2. Conversion. The note will include the terms upon which the note will convert into equity. Typically, a note converts into equity upon the next round of institutional financing (usually the Series Seed or Series A Preferred Stock round). Also, upon a Change of Control (sale/merger of the company), the note will be repaid (at either the outstanding principal amount or some multiple of the outstanding principal amount (e.g. 2 times) plus accrued interest). Some notes will permit the holder to convert into equity upon a Change of Control as well.
3. Discount/Valuation Cap. Often notes will convert at a discount (commonly around 20%) to the price per share of the next equity round and sometimes there is a valuation cap, often ranging from $6-8 million, which sets an upper limit on the conversion price. This makes the note offering more attractive to investors who are coming in at a risky time.
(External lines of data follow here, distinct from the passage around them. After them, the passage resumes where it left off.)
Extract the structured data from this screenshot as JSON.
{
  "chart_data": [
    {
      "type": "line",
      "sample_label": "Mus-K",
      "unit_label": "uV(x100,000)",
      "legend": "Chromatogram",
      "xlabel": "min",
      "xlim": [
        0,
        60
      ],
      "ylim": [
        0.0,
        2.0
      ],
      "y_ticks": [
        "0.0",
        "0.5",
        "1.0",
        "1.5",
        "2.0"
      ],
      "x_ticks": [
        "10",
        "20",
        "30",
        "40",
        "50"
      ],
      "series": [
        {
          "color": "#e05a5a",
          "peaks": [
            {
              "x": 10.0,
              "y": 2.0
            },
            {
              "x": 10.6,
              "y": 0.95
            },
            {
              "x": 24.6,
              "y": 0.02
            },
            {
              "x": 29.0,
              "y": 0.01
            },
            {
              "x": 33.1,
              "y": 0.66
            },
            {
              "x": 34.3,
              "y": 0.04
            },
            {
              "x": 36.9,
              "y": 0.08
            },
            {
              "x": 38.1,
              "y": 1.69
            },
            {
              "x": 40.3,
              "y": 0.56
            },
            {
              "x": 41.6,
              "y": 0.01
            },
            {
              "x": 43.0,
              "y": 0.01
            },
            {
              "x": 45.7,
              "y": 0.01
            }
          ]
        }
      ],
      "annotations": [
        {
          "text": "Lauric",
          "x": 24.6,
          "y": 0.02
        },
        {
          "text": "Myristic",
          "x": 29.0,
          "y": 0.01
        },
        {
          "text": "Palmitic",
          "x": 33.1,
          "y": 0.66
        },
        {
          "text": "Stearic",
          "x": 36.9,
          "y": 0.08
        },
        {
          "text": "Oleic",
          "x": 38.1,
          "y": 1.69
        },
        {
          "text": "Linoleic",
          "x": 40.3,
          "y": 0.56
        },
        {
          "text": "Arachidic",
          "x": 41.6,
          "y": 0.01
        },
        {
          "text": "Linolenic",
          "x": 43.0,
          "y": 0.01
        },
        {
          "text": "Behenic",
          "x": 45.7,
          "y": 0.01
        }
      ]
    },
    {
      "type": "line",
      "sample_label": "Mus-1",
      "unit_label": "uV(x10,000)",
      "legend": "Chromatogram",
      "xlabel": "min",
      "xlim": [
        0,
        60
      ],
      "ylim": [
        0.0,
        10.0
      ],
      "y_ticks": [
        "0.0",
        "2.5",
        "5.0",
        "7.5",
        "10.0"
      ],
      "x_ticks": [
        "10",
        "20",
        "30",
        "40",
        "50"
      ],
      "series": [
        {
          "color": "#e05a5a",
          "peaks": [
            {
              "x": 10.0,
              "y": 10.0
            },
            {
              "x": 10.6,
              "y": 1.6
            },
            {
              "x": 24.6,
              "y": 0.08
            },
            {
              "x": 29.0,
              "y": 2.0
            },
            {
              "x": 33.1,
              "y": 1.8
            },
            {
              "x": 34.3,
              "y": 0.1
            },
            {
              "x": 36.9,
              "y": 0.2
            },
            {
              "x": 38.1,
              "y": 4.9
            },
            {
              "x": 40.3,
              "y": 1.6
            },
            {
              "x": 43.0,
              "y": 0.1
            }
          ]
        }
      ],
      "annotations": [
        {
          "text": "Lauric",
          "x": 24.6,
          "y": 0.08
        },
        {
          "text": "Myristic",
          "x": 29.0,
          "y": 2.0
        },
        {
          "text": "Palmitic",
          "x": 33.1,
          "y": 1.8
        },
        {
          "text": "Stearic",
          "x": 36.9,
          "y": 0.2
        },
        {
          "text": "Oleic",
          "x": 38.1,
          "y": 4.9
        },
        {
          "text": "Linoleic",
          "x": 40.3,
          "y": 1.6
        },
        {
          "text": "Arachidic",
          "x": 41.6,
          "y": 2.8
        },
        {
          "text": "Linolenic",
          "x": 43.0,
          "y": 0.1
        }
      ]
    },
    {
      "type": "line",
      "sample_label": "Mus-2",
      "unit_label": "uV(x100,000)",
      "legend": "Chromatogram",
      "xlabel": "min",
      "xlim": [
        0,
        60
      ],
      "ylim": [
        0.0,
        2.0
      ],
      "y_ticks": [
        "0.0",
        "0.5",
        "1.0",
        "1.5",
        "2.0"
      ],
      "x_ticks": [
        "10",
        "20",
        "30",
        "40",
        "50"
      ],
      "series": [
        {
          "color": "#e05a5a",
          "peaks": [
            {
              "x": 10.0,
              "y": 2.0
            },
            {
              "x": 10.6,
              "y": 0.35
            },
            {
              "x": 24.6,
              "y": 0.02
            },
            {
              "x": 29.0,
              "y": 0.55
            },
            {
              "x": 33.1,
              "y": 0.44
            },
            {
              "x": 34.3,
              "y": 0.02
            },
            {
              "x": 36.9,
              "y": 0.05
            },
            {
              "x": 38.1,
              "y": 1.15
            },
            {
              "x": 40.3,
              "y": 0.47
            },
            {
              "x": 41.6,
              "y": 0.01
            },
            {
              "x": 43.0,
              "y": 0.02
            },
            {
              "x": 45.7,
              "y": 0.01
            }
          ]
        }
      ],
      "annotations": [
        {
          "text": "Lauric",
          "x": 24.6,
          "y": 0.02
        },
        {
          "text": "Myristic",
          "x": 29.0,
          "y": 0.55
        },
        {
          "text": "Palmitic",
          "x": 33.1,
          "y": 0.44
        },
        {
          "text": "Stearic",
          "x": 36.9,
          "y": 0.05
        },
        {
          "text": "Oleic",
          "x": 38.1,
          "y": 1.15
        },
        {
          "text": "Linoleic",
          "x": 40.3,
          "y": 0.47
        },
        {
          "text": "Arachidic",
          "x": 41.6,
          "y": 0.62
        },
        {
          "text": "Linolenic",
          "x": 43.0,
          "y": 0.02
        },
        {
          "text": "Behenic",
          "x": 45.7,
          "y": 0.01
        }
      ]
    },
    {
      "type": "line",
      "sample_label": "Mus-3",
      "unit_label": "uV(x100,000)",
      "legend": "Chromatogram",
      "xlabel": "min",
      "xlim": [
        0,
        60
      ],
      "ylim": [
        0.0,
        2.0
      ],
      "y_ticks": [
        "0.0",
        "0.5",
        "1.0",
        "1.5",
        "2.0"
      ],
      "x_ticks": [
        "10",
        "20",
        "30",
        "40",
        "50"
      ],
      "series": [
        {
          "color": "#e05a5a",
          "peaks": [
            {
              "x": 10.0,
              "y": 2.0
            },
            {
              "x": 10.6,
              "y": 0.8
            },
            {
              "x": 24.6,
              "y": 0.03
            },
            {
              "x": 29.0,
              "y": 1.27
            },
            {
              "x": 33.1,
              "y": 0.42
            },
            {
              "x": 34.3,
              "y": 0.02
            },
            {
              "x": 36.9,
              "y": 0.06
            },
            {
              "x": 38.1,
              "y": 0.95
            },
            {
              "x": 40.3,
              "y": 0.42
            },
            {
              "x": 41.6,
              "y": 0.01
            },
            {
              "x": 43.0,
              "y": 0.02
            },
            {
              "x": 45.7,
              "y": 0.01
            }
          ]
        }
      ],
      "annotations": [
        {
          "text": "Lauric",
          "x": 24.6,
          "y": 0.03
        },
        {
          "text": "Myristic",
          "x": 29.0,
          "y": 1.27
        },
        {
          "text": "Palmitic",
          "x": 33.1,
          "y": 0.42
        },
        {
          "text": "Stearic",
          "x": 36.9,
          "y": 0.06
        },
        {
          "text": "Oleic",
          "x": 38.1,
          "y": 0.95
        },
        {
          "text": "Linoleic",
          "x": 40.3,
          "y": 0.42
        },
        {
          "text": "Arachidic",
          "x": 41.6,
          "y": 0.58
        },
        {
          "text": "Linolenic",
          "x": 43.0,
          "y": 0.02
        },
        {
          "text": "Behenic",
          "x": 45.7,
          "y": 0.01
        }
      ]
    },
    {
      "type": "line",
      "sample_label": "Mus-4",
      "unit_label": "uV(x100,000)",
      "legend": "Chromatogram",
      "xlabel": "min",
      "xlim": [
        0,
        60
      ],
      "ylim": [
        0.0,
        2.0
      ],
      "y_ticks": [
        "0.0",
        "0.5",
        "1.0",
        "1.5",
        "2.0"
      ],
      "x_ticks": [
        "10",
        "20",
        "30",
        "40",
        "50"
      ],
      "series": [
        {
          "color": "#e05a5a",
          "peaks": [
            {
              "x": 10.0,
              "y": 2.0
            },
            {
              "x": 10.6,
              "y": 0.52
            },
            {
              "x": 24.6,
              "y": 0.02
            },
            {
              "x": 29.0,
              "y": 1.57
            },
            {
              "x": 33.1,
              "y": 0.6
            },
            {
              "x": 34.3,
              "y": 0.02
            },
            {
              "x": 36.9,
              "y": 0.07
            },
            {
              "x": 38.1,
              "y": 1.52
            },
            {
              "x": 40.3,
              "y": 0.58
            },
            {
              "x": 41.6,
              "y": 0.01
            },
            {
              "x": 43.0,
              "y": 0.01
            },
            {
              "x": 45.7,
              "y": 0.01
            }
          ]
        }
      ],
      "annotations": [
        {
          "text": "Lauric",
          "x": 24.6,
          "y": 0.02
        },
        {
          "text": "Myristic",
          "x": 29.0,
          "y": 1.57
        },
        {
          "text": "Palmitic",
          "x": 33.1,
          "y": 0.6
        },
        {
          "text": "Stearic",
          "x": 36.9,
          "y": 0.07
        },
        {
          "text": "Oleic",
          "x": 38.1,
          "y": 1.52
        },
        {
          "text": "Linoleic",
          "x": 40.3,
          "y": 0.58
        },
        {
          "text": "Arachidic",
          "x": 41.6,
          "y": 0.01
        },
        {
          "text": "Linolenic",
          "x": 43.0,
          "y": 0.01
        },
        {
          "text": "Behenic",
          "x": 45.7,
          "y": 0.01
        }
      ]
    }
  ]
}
4. Prepayment. The note will include terms of prepayment. Virtually always any prepayment requires the approval of a majority of the investors. The reason for this is to protect their conversion rights. Otherwise, the company could simply elect to repay the note instead of converting it if a financing or other event is upcoming.
There are numerous variations in convertible debt financings. I have highlighted what I commonly see, but every deal is different depending on the type and stage of the company and the nature of the investors. Understanding the general terms should help you better negotiate the right financing terms for your particular offering.